From: Martin J. Dürst <duerst@it.aoyama.ac.jp>
Date: Fri, 03 Aug 2012 19:27:59 +0900
To: Martin Nilsson <nilsson@opera.com>
CC: ietf-http-wg@w3.org
Message-ID: <501BA7AF.7010207@it.aoyama.ac.jp>

On 2012/08/03 8:25, Martin Nilsson wrote:
> On Thu, 02 Aug 2012 10:27:35 +0200, Poul-Henning Kamp
> <phk@phk.freebsd.dk> wrote:
>
>> That being said, I am not a big fan of UTF8 in high-performance
>> protocol context: It is much slower to process than 8bit string
>> formats.
>>
>
> I would like to know more on what operations you need. I imagine that
> most relevant operations (splitting, joining, comparing, strlen) can be
> performed directly on the encoded UTF8 string as efficient as on ASCII.
> Normalization and upper/lowercasing is trickier, but mostly because of
> all the Unicode rules, not UTF8 itself(though it doesn't help).
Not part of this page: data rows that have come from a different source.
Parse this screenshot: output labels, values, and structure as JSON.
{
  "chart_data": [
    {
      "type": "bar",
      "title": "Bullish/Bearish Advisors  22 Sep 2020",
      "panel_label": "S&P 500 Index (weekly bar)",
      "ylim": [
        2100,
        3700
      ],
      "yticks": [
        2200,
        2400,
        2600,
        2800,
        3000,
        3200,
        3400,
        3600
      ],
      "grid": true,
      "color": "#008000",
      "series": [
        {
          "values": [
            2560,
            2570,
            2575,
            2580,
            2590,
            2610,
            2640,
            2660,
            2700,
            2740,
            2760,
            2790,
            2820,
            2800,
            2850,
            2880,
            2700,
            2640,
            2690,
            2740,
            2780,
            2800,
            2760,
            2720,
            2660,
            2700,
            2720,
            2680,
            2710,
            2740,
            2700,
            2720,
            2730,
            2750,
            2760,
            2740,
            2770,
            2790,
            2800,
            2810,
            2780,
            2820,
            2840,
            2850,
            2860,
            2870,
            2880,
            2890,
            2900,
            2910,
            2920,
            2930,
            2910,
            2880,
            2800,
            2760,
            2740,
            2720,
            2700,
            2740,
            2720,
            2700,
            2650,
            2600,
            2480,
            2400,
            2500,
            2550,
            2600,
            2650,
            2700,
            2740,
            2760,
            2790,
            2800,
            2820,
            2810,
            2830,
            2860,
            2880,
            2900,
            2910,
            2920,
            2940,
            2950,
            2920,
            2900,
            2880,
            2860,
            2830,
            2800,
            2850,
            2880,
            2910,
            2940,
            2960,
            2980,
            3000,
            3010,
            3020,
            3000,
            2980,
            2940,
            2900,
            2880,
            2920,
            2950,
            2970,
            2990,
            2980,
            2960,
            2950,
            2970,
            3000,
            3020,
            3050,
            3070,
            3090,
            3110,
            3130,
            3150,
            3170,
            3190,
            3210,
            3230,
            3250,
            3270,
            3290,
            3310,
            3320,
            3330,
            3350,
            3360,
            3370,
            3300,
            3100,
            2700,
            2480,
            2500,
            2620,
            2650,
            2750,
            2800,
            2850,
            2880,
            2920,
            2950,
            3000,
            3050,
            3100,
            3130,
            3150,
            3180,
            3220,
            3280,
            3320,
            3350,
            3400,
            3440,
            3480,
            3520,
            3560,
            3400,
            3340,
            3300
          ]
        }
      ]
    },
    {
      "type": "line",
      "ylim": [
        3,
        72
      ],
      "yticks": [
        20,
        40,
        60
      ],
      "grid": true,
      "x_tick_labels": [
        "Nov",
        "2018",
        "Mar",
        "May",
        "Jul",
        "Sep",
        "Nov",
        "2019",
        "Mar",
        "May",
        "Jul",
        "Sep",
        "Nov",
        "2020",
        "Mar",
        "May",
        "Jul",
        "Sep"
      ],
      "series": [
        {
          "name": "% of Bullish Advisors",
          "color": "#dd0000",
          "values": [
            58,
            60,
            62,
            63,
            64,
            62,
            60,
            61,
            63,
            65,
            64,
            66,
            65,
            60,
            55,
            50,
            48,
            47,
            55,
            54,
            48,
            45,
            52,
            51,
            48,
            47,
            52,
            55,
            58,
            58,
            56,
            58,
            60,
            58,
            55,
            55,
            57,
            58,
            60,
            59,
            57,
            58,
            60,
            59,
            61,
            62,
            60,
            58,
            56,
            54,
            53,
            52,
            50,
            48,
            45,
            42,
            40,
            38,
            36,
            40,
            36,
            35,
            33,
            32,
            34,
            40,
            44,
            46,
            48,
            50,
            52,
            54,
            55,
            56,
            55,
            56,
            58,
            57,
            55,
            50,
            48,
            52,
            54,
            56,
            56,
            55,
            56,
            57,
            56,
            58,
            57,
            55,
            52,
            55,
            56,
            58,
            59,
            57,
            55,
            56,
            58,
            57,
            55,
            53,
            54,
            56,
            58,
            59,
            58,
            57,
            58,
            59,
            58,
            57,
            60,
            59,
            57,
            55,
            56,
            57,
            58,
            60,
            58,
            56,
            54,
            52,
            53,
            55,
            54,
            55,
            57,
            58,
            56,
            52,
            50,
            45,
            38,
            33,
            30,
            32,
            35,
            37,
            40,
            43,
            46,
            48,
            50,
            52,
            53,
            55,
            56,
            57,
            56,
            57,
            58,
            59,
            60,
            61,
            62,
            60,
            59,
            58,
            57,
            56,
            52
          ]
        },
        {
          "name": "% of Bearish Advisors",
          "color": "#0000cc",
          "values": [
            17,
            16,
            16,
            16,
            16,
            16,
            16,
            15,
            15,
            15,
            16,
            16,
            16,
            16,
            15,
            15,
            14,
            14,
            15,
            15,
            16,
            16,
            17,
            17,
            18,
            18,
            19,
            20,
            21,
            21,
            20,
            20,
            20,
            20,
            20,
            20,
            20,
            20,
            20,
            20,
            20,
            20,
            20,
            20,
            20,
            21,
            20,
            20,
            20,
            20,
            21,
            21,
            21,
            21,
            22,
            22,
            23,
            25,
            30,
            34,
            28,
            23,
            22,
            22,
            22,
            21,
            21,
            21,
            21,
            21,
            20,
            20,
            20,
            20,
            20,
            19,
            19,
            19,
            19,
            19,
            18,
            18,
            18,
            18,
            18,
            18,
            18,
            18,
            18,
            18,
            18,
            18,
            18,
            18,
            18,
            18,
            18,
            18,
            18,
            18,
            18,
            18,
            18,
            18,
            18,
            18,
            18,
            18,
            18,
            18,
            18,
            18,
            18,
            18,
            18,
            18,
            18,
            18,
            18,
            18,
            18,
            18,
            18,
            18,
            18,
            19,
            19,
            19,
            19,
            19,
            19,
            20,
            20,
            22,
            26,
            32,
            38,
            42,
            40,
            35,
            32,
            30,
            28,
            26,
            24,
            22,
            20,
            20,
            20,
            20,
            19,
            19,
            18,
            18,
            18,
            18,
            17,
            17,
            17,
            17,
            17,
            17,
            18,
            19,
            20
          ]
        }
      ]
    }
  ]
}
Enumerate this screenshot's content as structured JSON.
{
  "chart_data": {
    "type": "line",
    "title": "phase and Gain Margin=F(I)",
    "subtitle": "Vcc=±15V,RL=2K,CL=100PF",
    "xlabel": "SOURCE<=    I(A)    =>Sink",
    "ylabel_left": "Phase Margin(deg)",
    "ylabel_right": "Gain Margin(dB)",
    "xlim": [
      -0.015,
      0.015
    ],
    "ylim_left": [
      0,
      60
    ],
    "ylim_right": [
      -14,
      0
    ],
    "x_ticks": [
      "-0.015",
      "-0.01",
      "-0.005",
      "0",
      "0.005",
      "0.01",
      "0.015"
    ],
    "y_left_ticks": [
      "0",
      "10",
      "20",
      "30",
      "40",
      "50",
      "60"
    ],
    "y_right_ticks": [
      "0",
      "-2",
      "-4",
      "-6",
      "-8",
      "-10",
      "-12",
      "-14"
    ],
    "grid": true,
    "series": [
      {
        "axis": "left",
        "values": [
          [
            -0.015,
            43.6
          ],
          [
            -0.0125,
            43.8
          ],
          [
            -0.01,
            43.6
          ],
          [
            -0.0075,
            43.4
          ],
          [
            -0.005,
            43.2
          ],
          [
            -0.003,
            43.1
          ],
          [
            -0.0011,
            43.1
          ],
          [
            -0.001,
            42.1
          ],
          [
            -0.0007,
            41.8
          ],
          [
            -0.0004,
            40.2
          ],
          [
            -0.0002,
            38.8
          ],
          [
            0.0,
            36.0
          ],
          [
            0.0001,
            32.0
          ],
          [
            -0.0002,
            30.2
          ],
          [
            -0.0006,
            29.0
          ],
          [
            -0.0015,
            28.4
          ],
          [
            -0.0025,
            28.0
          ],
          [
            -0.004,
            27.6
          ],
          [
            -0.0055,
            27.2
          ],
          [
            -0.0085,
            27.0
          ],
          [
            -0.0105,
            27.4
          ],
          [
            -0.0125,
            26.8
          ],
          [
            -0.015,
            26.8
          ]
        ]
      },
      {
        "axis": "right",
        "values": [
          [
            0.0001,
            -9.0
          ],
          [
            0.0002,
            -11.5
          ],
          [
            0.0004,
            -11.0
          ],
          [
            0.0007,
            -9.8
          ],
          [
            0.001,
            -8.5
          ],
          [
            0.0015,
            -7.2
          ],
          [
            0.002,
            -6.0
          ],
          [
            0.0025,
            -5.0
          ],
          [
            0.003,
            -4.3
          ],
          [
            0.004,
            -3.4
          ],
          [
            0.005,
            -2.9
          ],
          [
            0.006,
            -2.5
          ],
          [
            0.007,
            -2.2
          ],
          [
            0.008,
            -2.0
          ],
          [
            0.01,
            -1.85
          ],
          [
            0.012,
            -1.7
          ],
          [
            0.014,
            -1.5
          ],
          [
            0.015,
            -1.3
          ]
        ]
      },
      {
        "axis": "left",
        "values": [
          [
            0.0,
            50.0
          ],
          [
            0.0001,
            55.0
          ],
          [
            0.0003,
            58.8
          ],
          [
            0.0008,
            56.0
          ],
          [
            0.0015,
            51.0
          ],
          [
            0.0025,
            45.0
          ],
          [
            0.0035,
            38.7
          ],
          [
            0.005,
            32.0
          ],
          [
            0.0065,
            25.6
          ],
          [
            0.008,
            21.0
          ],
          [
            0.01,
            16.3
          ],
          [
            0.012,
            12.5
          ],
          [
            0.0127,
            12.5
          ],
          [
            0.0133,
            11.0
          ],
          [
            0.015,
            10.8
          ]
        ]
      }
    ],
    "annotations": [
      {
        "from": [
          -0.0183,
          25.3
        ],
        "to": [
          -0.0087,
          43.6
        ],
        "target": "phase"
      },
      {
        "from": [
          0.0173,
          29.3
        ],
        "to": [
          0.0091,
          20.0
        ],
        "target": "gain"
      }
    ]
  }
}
I very much agree. I'm also not sure what "8bit string" means. If it 
means binary data, then I agree that's the way to go for things like 
dates, but it doesn't help at all for text. If it's actual text, then it 
doesn't make sense because one needs more than 256 characters to write 
the world's languages.


>> UTF8 also gives rise to a number of interesting security aspects,
>> primarily where humans eyeball for security and don't detect minor
>> differences between glyphs, particularly in FQDNs, but I can't see
>> how we can do anything about that in HTTP/2.0.

Yes. Human eyballs can also easily be confused by changing between 0/O 
and 1/l/I and such, so that's not a new problem.


> Defining legal character ranges and what character encodings to use are
> two different problems. Similar looking characters are indeed a problem
> already today, and it is known and worked on on the browser side.

Yes indeed!

Regards,   Martin.

Received on Friday, 3 August 2012 14:08:27 UTC